5 minute read

A Kalman filter is used as a state predictor for a system with a model given in state-space representation.

Note: This article is about the linear Kalman filter that assumes a linear model. Other versions of the Kalman filter such as the extended Kalman filter and the unscented Kalman filter are used for nonlinear models.

State Space Representation

In the state space representation a system is described by two linear equations. The state transition equation $\ref{eq:state-transition}$ that consists of the state vector $x$ itself, which ought to be estimated, the state transition matrix $\mathbf{F}$, the control input vector $\mathbf{u}_{k}$ and the input matrix $\mathbf{B}$.

\[\begin{equation} \mathbf{x}_{k+1} = \mathbf{F} \mathbf{x}_{k} + \mathbf{B} \mathbf{u}_{k} \label{eq:state-transition} \end{equation}\]

It is common that not all of the states of a system are observable on the output $\mathbf{z}_{k}$. This is modeled by the output matrix $\mathbf{H}_{k}$ which maps the state $x$ to the observation $\mathbf{z}_{k}$. A direct relation of the input $u$ to the output $\mathbf{z}_{k}$ can be modeled with the matrix $\mathbf{D}_{k}$, which is usually set to zero.

\[\begin{equation} \mathbf{z}_{k} = \mathbf{H}_{k} \mathbf{x}_{k} + \mathbf{D}_{k} \mathbf{u}_{k} \label{eq:measurement-equation} \end{equation}\]

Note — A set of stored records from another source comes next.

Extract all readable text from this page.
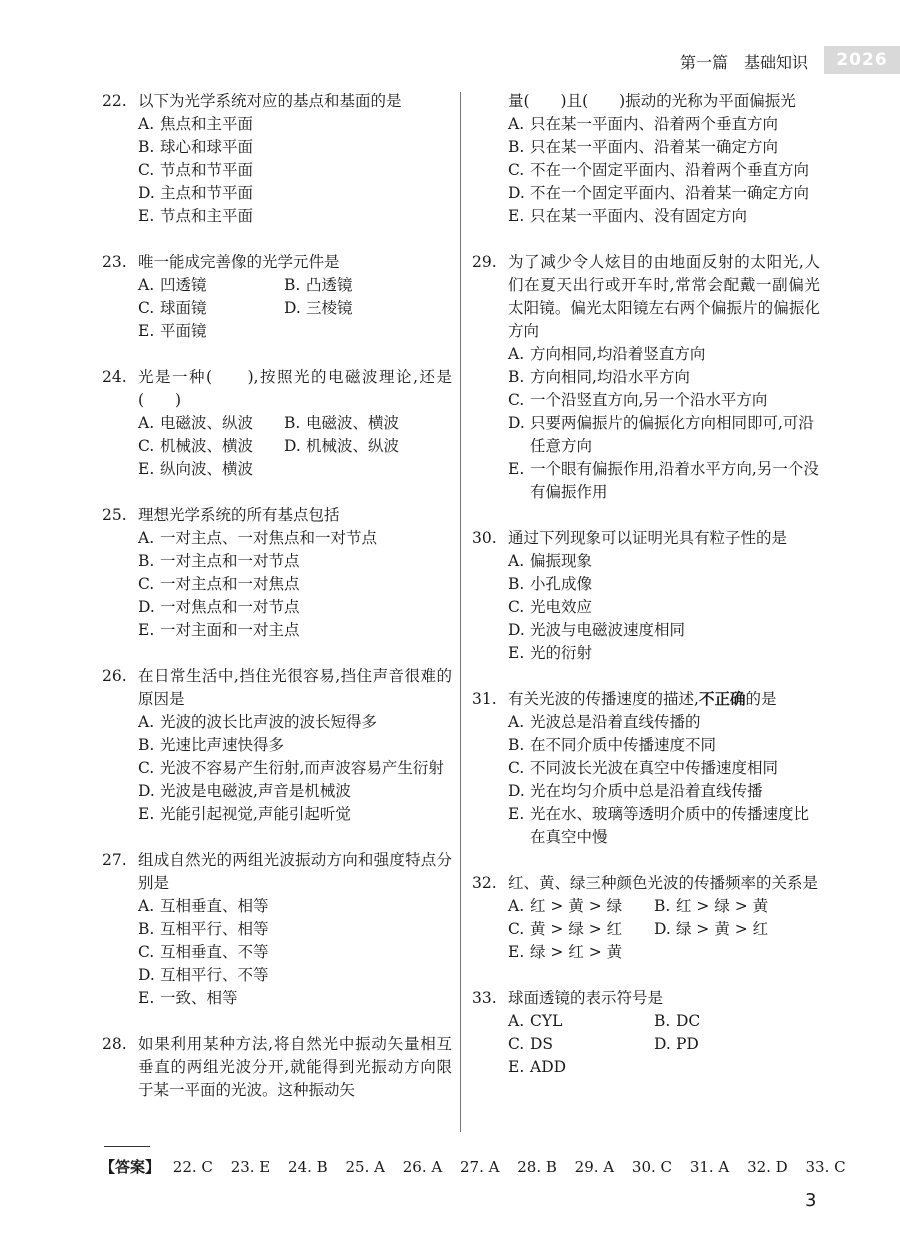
第一篇　基础知识	2026
22. 以下为光学系统对应的基点和基面的是
A. 焦点和主平面
B. 球心和球平面
C. 节点和节平面
D. 主点和节平面
E. 节点和主平面
23. 唯一能成完善像的光学元件是
A. 凹透镜	B. 凸透镜
C. 球面镜	D. 三棱镜
E. 平面镜
24. 光是一种(　　),按照光的电磁波理论,还是(　　)
A. 电磁波、纵波	B. 电磁波、横波
C. 机械波、横波	D. 机械波、纵波
E. 纵向波、横波
25. 理想光学系统的所有基点包括
A. 一对主点、一对焦点和一对节点
B. 一对主点和一对节点
C. 一对主点和一对焦点
D. 一对焦点和一对节点
E. 一对主面和一对主点
26. 在日常生活中,挡住光很容易,挡住声音很难的原因是
A. 光波的波长比声波的波长短得多
B. 光速比声速快得多
C. 光波不容易产生衍射,而声波容易产生衍射
D. 光波是电磁波,声音是机械波
E. 光能引起视觉,声能引起听觉
27. 组成自然光的两组光波振动方向和强度特点分别是
A. 互相垂直、相等
B. 互相平行、相等
C. 互相垂直、不等
D. 互相平行、不等
E. 一致、相等
28. 如果利用某种方法,将自然光中振动矢量相互垂直的两组光波分开,就能得到光振动方向限于某一平面的光波。这种振动矢
量(　　)且(　　)振动的光称为平面偏振光
A. 只在某一平面内、沿着两个垂直方向
B. 只在某一平面内、沿着某一确定方向
C. 不在一个固定平面内、沿着两个垂直方向
D. 不在一个固定平面内、沿着某一确定方向
E. 只在某一平面内、没有固定方向
29. 为了减少令人炫目的由地面反射的太阳光,人们在夏天出行或开车时,常常会配戴一副偏光太阳镜。偏光太阳镜左右两个偏振片的偏振化方向
A. 方向相同,均沿着竖直方向
B. 方向相同,均沿水平方向
C. 一个沿竖直方向,另一个沿水平方向
D. 只要两偏振片的偏振化方向相同即可,可沿任意方向
E. 一个眼有偏振作用,沿着水平方向,另一个没有偏振作用
30. 通过下列现象可以证明光具有粒子性的是
A. 偏振现象
B. 小孔成像
C. 光电效应
D. 光波与电磁波速度相同
E. 光的衍射
31. 有关光波的传播速度的描述,不正确的是
A. 光波总是沿着直线传播的
B. 在不同介质中传播速度不同
C. 不同波长光波在真空中传播速度相同
D. 光在均匀介质中总是沿着直线传播
E. 光在水、玻璃等透明介质中的传播速度比在真空中慢
32. 红、黄、绿三种颜色光波的传播频率的关系是
A. 红 > 黄 > 绿	B. 红 > 绿 > 黄
C. 黄 > 绿 > 红	D. 绿 > 黄 > 红
E. 绿 > 红 > 黄
33. 球面透镜的表示符号是
A. CYL	B. DC
C. DS	D. PD
E. ADD
【答案】 22. C 23. E 24. B 25. A 26. A 27. A 28. B 29. A 30. C 31. A 32. D 33. C
3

Multidimensional Kalman Filter

The following sections and equations describe the multidimensional Kalman filter which relies on a multidimensional Gaussian probability distribution. The mean of the Gaussian can be seen as the value of a state, whereas the standard deviation or variance shows the uncertainty of the state value. A high variance implies hiher uncertainty about the state, where on the other hand a narrow Gaussian has a low variance an therefore a more certain mean value.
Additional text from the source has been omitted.